O génio humano não ficou passivo, aguardando que este «fundo» se revelasse nas «formas» e quer saber mais. Porque descobriu que existe um «fundo» e nós somos parte desse «fundo» acredita que conhecendo esse «fundo», conhecerá o seu destino.
Mas um novo problema se levanta. A «forma e o fundo» são as duas faces da mesmissima moeda e a realidade aparece-nos como uma espécie de obra inacabada e, nesse sentido, "inexistente" . (Talvez seja por isso, Luis, que passas a vida a dizer-me que «existes e não existes»). Olhamos a moeda da vida de um lado e vemo-la em perpétua mudança; olhamo-la do outro e vêmo-la tão dura e eterna como um diamante.
Ficamos baralhados. E o caso não é para menos!
Diz-me aí, Luis, tu que afinal sabes de dois Budas, qual a face da moeda do «ser» ou da vida que o budismo não está a ver?

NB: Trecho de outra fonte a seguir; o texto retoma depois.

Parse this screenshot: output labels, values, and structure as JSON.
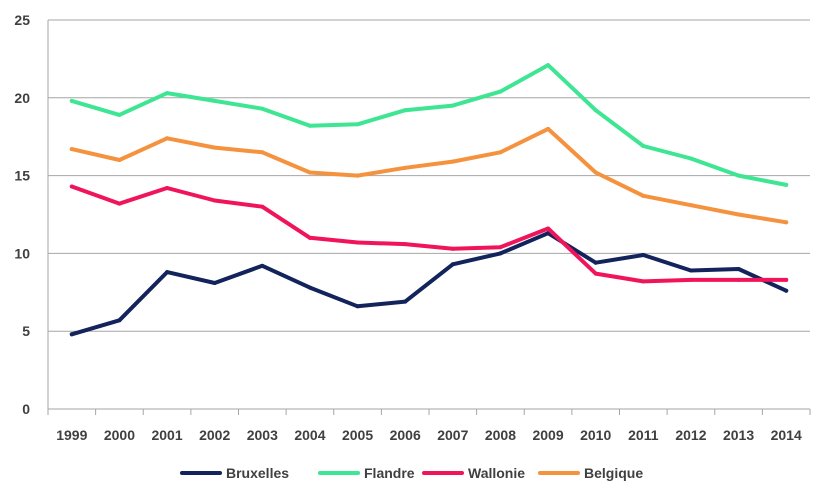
{
  "chart_data": {
    "type": "line",
    "title": "",
    "xlabel": "",
    "ylabel": "",
    "categories": [
      "1999",
      "2000",
      "2001",
      "2002",
      "2003",
      "2004",
      "2005",
      "2006",
      "2007",
      "2008",
      "2009",
      "2010",
      "2011",
      "2012",
      "2013",
      "2014"
    ],
    "ylim": [
      0,
      25
    ],
    "yticks": [
      0,
      5,
      10,
      15,
      20,
      25
    ],
    "grid": true,
    "legend_position": "bottom",
    "series": [
      {
        "name": "Bruxelles",
        "color": "#13235b",
        "values": [
          4.8,
          5.7,
          8.8,
          8.1,
          9.2,
          7.8,
          6.6,
          6.9,
          9.3,
          10.0,
          11.3,
          9.4,
          9.9,
          8.9,
          9.0,
          7.6
        ]
      },
      {
        "name": "Flandre",
        "color": "#3ee592",
        "values": [
          19.8,
          18.9,
          20.3,
          19.8,
          19.3,
          18.2,
          18.3,
          19.2,
          19.5,
          20.4,
          22.1,
          19.2,
          16.9,
          16.1,
          15.0,
          14.4
        ]
      },
      {
        "name": "Wallonie",
        "color": "#f0145a",
        "values": [
          14.3,
          13.2,
          14.2,
          13.4,
          13.0,
          11.0,
          10.7,
          10.6,
          10.3,
          10.4,
          11.6,
          8.7,
          8.2,
          8.3,
          8.3,
          8.3
        ]
      },
      {
        "name": "Belgique",
        "color": "#f5923e",
        "values": [
          16.7,
          16.0,
          17.4,
          16.8,
          16.5,
          15.2,
          15.0,
          15.5,
          15.9,
          16.5,
          18.0,
          15.2,
          13.7,
          13.1,
          12.5,
          12.0
        ]
      }
    ]
  }
}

domingo, 26 de dezembro de 2010

«O Caminho Do Meio»

«O caminho do Buda não é o do ascetismo, nem o da luxúria. É o Caminho do Meio. Rejeitar as privações e os excessos. O apego é excesso. Jogar um joguinho é bom, mas ter mau perder não é bom. A diferença está no apego. O egoísmo, o orgulho, o desejo desmedido, resultam duma sobrevalorização do eu». ( do Luis)

Já vai sendo hábtito fazer um post a partir de um comentário a outro. Como se estivesse a comer cerejas de um cestinho, mesmo acabadinhas de apanhar, com os longos "pés" entrelaçados e, quando a gente pega uma, vêm três ou quatro de uma vez.

Está tudo muito certinho nos "conselhos" de Buda. São palavras sensatas e sábias para uma vida tranquila e feliz. Mas são também palavras que apelam ao conformismo com o «fado» que nos calhou em sorte. Neste sentido o Luís afirma, na citação acima, que «o caminho do Buda não é o ascetismo». A «perfeição» de Buda é a conformidade à nossa condição humana, ajustando a razão e a vontade ao que somos. E aquilo que somos está fixado como realidade no mais íntimo de nós. No fundo, a nossa tarefa será encontrar a realidade que já somos e da qual nos afastamos, vá-se lá saber porquê. Nesta perspectiva, se a «nossa vida» não é um regresso ao passado, parece.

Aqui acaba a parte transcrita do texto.